Morally bankrupt drivel
February 3, 1997
I am writing this letter in response to Drew Chebuhar’s editorial “Teach-ins and class consciousness: King’s Dream Lives,” published in the Jan. 31 Daily. Maybe it’s just because I’m new here at Iowa State, but I have scarcely seen such a blatant piece of morally bankrupt drivel within this paper. It astonishes me to no end how editorialists the likes of Mr. Chebuhar, the vendors in the marketplace of ideas, can so consistently fail to see the wisdom of a freedom-oriented (read CAPITALIST) politico-economic system; they are in opposition to the very concept that protects their industry.
While Mr. Chebuhar correctly argues against a caste-like class system, he also argues against the only system that could eliminate it: capitalism. He forgets that before capitalism developed (in however impure a form) everyone was confined to their caste. Indeed, it was not until the advent of capitalism that the immorality of the caste system was even considered; it was just the way things were. In such a society, the only way to change status was through the use of brute force.
Capitalism, to the degree it is implemented, destroys the idea of caste because it liberates us from the labor-intensive theory of value to which Mr. Chebuhar subscribes. By this I mean that capitalism holds that wealth is not simply a finite quantity to be gained by labor and then hoarded. Rather, wealth is something to be created through the use of the mind. Whereas in the past, an individual or group could obtain a monopoly over the limited concept of wealth and thereby control the class system, under capitalism, monopoly and class control are impossible
because wealth is as infinite as human thought and ingenuity.

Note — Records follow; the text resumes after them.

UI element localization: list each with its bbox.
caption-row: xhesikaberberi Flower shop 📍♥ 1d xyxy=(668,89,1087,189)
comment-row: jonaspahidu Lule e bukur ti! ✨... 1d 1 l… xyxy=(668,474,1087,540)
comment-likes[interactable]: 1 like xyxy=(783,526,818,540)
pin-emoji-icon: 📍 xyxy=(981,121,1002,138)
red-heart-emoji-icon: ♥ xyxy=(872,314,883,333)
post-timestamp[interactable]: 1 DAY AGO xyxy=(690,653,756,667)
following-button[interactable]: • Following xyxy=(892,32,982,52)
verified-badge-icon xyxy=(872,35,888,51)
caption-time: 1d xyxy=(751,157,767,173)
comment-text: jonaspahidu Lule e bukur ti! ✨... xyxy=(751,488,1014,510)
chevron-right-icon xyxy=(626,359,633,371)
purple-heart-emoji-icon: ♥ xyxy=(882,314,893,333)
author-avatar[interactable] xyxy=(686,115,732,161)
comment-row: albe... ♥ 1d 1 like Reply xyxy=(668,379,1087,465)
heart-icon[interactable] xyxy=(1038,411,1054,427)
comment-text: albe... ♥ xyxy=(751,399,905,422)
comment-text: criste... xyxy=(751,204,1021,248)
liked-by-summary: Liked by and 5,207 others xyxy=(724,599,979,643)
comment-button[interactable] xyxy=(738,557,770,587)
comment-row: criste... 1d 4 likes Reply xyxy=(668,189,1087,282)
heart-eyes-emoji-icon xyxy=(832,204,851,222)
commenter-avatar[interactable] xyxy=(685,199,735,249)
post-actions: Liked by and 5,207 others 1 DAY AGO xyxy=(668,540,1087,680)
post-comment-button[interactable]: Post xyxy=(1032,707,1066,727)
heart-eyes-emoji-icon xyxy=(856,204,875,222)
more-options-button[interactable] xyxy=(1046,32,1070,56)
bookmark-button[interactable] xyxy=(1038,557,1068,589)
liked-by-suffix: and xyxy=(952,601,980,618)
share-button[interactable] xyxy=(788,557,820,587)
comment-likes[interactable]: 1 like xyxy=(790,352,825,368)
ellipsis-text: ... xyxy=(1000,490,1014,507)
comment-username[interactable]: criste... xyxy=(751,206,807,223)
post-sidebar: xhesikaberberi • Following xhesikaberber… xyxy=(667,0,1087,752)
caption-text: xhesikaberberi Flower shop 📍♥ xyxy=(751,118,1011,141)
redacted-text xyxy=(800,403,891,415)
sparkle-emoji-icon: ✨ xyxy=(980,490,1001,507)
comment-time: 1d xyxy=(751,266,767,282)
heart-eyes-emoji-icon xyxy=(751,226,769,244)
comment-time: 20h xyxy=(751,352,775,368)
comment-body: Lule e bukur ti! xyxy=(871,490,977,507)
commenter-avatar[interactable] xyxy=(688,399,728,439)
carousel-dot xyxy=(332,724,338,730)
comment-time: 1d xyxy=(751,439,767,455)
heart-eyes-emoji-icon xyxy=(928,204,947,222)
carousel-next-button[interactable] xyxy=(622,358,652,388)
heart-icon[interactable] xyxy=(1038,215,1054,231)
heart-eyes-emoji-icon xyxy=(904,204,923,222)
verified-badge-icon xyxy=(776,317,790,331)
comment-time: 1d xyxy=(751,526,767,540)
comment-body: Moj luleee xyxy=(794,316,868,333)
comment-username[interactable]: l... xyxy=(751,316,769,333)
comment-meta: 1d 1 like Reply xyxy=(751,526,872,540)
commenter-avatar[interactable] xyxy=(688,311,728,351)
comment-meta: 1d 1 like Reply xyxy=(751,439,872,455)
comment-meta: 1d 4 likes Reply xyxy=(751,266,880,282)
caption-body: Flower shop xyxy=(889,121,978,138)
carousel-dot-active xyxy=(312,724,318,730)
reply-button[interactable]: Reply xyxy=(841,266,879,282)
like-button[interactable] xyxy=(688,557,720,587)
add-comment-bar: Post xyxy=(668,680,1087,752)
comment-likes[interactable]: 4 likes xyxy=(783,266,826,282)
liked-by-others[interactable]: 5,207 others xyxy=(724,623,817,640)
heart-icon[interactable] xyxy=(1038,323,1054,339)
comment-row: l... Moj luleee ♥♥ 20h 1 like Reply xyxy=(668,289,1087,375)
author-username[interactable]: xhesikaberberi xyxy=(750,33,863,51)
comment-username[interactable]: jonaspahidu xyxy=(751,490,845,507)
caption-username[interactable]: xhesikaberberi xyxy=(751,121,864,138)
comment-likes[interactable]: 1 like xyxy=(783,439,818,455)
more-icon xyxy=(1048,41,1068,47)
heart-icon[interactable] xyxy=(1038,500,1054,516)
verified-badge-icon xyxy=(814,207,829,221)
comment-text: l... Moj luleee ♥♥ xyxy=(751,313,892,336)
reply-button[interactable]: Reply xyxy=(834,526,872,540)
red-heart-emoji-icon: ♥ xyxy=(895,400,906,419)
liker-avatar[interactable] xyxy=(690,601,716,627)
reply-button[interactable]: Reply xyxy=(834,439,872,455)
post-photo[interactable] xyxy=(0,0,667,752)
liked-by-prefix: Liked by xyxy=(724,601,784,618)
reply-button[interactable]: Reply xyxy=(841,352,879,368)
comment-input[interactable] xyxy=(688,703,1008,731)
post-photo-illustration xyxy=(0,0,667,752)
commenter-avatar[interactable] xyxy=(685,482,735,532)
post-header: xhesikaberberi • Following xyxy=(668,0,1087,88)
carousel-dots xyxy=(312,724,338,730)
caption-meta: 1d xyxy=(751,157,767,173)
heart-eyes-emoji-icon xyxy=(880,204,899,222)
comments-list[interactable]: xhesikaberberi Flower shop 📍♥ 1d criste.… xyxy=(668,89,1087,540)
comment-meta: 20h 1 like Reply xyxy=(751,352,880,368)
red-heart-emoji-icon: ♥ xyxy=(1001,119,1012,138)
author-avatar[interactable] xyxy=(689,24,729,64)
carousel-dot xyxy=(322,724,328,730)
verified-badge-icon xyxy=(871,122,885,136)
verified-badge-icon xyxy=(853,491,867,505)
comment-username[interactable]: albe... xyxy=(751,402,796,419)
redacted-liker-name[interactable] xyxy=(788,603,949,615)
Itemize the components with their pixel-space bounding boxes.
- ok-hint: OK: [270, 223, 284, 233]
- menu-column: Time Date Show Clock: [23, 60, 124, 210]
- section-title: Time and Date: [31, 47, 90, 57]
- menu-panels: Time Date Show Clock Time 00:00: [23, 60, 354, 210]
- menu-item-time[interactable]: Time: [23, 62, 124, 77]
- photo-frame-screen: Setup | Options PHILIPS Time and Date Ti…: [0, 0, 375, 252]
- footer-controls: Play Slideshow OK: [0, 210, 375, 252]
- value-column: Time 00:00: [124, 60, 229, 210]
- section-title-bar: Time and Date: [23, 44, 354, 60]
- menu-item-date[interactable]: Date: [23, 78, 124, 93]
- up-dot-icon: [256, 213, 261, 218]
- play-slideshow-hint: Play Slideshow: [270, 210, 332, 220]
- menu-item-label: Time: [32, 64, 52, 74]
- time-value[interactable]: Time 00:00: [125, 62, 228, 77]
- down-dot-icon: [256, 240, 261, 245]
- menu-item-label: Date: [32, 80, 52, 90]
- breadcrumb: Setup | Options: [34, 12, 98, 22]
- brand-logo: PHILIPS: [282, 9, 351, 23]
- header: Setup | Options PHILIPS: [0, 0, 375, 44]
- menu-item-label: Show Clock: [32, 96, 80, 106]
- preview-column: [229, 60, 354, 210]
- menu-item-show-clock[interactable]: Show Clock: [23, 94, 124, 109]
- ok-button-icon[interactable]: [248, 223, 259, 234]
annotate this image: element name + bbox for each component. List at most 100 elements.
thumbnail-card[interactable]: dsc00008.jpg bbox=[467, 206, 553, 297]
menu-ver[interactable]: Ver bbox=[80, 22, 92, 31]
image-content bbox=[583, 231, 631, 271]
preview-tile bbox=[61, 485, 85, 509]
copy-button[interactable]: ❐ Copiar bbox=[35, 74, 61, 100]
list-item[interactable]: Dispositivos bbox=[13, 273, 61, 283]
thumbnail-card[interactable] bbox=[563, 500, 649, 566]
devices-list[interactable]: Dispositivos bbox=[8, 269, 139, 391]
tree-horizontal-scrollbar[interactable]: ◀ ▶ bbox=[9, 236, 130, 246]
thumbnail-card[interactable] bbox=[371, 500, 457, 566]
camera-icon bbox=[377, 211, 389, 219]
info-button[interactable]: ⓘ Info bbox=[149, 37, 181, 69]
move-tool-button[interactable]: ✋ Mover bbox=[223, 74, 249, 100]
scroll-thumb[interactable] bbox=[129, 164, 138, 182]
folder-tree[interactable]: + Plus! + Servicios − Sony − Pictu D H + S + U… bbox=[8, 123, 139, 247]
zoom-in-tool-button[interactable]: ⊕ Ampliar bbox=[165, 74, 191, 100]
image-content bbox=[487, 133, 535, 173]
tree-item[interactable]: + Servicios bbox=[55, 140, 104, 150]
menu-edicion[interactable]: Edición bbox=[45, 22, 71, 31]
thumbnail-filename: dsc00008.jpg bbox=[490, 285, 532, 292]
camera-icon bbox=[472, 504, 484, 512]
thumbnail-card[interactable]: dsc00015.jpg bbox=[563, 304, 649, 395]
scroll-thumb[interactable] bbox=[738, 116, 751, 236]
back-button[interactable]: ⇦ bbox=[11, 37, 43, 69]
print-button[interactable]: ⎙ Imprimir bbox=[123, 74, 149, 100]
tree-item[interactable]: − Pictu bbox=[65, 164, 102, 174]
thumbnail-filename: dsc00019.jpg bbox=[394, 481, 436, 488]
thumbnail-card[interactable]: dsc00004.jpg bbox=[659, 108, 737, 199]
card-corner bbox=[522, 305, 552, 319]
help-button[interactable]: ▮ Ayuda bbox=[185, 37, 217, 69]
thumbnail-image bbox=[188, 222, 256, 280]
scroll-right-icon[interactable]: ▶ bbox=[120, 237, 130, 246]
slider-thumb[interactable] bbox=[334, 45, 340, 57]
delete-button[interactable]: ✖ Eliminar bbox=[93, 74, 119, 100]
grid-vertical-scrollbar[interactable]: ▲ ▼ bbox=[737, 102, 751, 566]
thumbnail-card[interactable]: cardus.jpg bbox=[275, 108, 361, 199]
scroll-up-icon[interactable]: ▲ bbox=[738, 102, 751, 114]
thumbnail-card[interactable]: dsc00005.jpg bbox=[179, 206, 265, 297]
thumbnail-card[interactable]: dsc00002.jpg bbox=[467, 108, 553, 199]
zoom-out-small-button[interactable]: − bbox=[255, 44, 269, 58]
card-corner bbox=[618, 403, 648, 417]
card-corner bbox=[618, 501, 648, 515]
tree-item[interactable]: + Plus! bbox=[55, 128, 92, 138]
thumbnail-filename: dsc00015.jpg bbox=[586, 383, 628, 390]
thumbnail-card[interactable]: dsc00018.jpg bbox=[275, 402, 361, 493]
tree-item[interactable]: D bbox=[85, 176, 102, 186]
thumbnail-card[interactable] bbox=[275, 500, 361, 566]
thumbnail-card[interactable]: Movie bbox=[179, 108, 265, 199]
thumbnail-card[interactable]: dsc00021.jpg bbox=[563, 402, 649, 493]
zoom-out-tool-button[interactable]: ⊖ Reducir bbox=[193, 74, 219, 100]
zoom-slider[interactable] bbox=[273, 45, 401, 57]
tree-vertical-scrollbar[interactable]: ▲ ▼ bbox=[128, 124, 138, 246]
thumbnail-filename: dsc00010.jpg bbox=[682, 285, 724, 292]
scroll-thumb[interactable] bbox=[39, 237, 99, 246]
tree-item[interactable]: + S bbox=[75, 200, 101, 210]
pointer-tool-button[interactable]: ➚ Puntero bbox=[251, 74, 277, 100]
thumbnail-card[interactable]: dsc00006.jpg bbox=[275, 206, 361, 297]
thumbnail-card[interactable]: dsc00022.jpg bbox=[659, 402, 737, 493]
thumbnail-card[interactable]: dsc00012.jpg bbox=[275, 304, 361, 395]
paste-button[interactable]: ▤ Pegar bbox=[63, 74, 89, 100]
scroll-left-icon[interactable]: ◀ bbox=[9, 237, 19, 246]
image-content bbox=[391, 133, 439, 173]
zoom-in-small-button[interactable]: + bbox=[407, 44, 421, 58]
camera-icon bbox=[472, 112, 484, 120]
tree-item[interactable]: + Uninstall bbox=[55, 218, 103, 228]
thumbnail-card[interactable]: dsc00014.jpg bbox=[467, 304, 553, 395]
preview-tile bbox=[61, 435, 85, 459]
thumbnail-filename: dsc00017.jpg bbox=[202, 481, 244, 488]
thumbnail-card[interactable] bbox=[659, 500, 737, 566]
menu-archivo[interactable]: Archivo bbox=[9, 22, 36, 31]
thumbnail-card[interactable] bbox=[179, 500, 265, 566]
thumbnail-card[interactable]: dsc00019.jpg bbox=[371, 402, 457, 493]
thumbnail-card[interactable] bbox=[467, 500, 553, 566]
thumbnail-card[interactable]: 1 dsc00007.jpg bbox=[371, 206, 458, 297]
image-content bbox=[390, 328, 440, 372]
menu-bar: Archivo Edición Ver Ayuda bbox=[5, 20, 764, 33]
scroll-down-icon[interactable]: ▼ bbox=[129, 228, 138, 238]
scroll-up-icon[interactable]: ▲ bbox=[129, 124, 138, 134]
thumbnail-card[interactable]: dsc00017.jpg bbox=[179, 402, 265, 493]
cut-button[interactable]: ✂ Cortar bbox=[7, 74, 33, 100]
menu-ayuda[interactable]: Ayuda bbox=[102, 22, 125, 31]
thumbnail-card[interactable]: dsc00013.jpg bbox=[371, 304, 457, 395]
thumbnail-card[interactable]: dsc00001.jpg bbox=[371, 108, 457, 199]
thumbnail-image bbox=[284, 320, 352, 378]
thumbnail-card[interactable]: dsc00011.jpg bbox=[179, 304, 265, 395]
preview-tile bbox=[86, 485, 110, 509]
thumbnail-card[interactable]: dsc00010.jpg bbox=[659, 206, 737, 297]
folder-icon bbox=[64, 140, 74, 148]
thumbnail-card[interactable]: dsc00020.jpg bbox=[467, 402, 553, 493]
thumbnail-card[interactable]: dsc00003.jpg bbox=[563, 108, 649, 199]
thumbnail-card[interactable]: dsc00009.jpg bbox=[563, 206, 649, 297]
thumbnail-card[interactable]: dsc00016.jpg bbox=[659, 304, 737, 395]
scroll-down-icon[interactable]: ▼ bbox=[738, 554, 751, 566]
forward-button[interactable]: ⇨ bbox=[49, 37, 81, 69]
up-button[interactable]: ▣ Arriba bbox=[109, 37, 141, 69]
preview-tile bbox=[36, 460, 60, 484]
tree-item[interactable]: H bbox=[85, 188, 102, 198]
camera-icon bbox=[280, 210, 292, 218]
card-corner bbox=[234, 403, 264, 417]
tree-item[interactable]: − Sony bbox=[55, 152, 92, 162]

Mr. Chebuhar, if you truly want to end the class system, realize that it was the government that passed the racist and sexist statutes to which you refer, and it is the government, not the capitalists, that must be limited. Your advocation of a Marxist (I do use the term dismissively) class struggle is just as fascist (there is no Marxist-fascist dichotomy) as Mussolini’s imprisonment of Gramsci. In today’s burgeoning global climate of freedom, I hope it is as futile. The market always corrects.